A ten-year-member, Ruhm was active in the screening committee that books the films the members see throughout the year, as well as voting for foreign film, a group of voters from across the branches who tended to have the time to view multiple films a week. “The Academy is the whipping boy for the industry, which is fucked up and doesn’t hire women and minorities,” said Ruhm. “And I am paying for it, which is unfair. It kills me. It makes me feel so bad.” 

Other Academy members are upset by this unilateral action that was taken in haste without their input. Publicist Bruce Feldman, who is protected by the 30-year rule, wrote emails to his governors begging them to listen to the members before taking a vote, he said: “This is not about the reforms, these are serious issues. They didn’t communicate with the membership about what they were thinking about or solicit feedback. We are a membership organization. It’s a failure of governance as far as addressing issues in the right way. Engage fully with the members and then act.” 

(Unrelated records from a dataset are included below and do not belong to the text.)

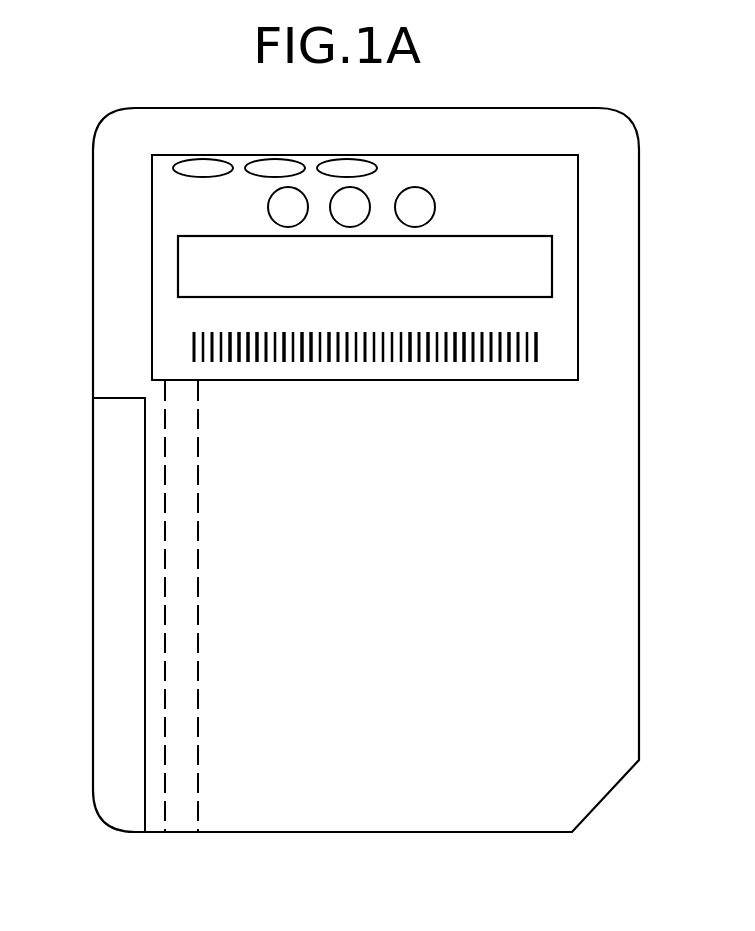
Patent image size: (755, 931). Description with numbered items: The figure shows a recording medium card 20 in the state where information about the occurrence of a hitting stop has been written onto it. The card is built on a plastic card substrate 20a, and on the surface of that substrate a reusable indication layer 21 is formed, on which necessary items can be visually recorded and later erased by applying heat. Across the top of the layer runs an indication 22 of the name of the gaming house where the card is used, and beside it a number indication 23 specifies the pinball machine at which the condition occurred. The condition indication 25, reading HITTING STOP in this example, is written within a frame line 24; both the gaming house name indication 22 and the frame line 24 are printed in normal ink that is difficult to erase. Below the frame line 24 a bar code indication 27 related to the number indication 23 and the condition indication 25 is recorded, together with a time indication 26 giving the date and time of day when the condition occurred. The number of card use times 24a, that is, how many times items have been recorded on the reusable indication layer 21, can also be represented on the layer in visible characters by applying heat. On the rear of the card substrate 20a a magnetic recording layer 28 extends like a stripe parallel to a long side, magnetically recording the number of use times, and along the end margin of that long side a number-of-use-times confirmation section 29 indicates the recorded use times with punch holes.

The recording medium card 20 is at (530, 88).
The plastic card substrate 20a is at (702, 151).
The reusable indication layer 21 is at (152, 156).
The indication of the name of a gaming house 22 is at (370, 168).
The number indication 23 is at (180, 198).
The frame line 24 is at (178, 283).
The number of card use times 24a is at (506, 192).
The condition indication 25 is at (547, 255).
The time indication 26 is at (178, 330).
The bar code indication 27 is at (358, 342).
The magnetic recording layer 28 is at (200, 783).
The number-of-use-times confirmation section 29 is at (140, 812).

The Academy will be taking on a process to establish the status of their membership, which may be challenging for consultants, writers and producers —how will they be judged? On developing projects, income, or credits? Many people like Ruhm also accumulate many credits in television, not film. 

As far as I can figure it, these rule changes are most likely to impact middle-aged boomers who are nearing retirement but haven’t been members that long—who would have had years of voting ahead of them—while protecting their elders who have safely fulfilled their three active decades. 

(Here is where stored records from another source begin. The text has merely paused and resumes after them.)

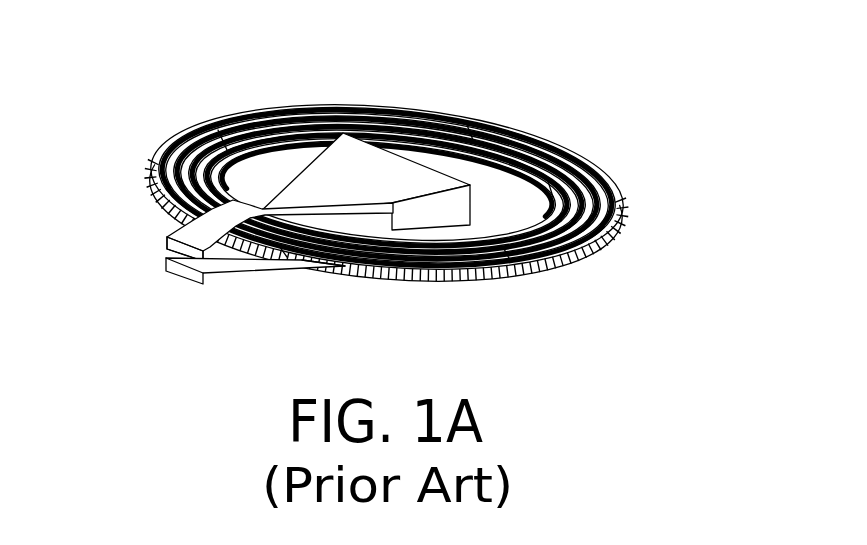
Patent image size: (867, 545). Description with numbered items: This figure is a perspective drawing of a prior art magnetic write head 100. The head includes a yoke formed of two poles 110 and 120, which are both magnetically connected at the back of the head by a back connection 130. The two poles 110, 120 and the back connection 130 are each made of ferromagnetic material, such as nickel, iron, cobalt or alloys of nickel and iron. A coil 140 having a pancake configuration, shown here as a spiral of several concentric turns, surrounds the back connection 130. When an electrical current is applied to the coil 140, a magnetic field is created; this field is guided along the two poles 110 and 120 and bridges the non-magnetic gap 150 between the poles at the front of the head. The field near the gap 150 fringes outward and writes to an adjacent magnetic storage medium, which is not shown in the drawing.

The prior art coil assembly 100 is at (408, 235).
The pole 110 is at (167, 238).
The pole 120 is at (185, 278).
The back connection 130 is at (318, 150).
The coil 140 is at (441, 180).
The non-magnetic gap 150 is at (167, 253).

Read the president’s letter to Academy members below. 

Dear Member,

I realize the last few days have been tough for all of us,
with so many voices in the mix.

Last night, the Board of Governors made a series of
courageous steps.

Beginning later this year, each new member’s voting status
will last ten years, and will be renewed if that new member has been active in
motion pictures during that decade. 
In addition, members will receive lifetime voting rights after three
ten-year terms; or if they have won or been nominated for an Academy
Award.  We will apply these same
standards retroactively to current members.  In other words, if a current member has not been active in
the last 10 years they can still qualify by meeting the other criteria.  Those who do not qualify for active
status will be moved to emeritus status. 
Emeritus members do not pay dues but enjoy all the privileges of
membership, except voting.  We have
no reason to believe this will affect you receiving screeners.  This will not affect voting for this
year’s Oscars.

We are confident this is a
necessary step in the right direction and we appreciate your support with this
endeavor as we work out the details in the coming weeks and months.  We will be in touch with you regularly
to update you on specific changes.

Here’s more from the announcement today:

At the same time, the Academy will supplement the traditional process in which current members sponsor new members by launching an ambitious, global campaign to identify and recruit qualified new members who represent greater diversity.
In order to immediately increase diversity on the Board of Governors, the Academy will establish three new governor seats that will be nominated by the President for three-year terms and confirmed by the Board.
The Academy will also take immediate action to increase diversity by adding new members who are not Governors to its executive and board committees where key decisions about membership and governance are made. This will allow new members an opportunity to become more active in Academy decision-making and help the organization identify and nurture future leaders.

Along with Boone Isaacs, the Board’s Membership and Administration Committee, chaired by Academy Governor Phil Robinson, led the efforts to enact these initiatives.